MP: That’s really beautiful. What are some of the things in life that make you feel vulnerable?
M: Well, one is talking about spiritual issues and not sounding too New Age-y. I spent so much of my life reading about spirituality and reading about neuroscience and trying different meditation practices. It’s a really big part of my life. But it’s sometimes hard to talk about and not sound—there’s so many people in the world who don’t live in Southern California, and they don’t spend their time meditating, you know? Like, it’s perfectly natural for me to sit down and talk about meditating and spiritual practice with my friends. But then I realize, how would it sound to a drunk, cynical guy in London?
Basically, what’s happened over time is, a lot of people have realized that a good spiritual practice, a good meditation practice, all these issues, have real benefit.
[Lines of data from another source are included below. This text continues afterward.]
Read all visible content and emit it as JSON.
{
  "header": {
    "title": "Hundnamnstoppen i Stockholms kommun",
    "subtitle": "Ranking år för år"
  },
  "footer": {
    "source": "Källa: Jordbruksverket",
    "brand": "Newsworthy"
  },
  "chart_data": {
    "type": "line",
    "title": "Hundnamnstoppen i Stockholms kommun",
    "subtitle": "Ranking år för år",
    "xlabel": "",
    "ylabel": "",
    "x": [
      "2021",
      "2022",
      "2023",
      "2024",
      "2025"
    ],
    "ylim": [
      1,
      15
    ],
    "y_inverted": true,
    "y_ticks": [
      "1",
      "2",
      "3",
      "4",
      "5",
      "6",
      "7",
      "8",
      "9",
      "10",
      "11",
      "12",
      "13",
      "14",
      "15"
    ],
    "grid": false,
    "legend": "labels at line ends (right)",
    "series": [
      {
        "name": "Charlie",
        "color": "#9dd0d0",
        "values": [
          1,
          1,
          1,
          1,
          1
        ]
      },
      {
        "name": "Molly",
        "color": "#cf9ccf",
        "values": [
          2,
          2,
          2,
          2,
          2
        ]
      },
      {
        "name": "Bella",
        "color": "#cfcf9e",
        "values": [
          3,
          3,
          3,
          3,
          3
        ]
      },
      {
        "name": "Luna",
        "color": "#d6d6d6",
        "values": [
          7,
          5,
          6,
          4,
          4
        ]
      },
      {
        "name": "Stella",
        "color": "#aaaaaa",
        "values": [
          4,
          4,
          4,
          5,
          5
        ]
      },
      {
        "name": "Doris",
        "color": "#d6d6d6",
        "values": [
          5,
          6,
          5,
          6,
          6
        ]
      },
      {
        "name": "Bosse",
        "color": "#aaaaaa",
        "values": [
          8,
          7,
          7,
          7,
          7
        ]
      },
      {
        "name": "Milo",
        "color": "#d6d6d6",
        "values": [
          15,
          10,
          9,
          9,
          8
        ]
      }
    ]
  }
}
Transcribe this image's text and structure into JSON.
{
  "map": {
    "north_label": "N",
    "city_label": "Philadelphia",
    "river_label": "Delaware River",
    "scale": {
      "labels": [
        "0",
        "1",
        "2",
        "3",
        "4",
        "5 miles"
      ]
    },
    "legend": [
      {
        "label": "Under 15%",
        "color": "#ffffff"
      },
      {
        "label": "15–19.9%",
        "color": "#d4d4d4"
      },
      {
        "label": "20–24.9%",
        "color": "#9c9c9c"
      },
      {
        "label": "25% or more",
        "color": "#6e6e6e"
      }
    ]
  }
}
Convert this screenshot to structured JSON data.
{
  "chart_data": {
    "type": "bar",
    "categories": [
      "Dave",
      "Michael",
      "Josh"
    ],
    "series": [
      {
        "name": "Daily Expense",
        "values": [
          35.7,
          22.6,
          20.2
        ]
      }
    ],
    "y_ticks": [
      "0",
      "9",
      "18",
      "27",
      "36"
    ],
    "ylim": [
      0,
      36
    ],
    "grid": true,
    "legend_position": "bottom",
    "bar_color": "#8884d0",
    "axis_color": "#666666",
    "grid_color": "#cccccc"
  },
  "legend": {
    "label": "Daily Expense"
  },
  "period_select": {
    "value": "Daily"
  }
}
It’s not just something nice to do to make the universe happy. People who meditate and have a good spiritual practice, their immune systems are stronger. Generally, they are happier and healthier. One of our jobs is, how do we present this work to people in a way that will reach them where they are? Going back to your question, what makes me vulnerable is, honestly, any genuine expression of emotion in the presence of another person. It makes me vulnerable, and my inclination is, of course, immediately to back away from anything that makes me vulnerable. But by being vulnerable, either with yourself or in the presence of another person, that’s where all growth and ultimate well-being comes from.
MP: We just talked to Brené Brown, and she said, “Your courage is only equal to your vulnerability.”
M: To paraphrase Paul from the New Testament, he has a great soliloquy about love where he’s basically saying, if I’m the smartest person in the world and I don’t have love, then my intelligence means nothing. And if I’ve figured out the secrets of the universe, but I don’t have love, figuring out the secrets means nothing.
I can be really academic and I can spend years studying things and being in therapy and having a very analytic, spiritual meditation practice, but without the emotional component, without the softening that comes with love and vulnerability, everything else I do is really just surface. And a lot of times, I think that vulnerability—there’s just an honesty to it, and it’s an honesty that sometimes we spend our lives trying to cover up. One of the goals of a spiritual practice is self-awareness. And one of the best tools of self-awareness is actually just simple emotional vulnerability.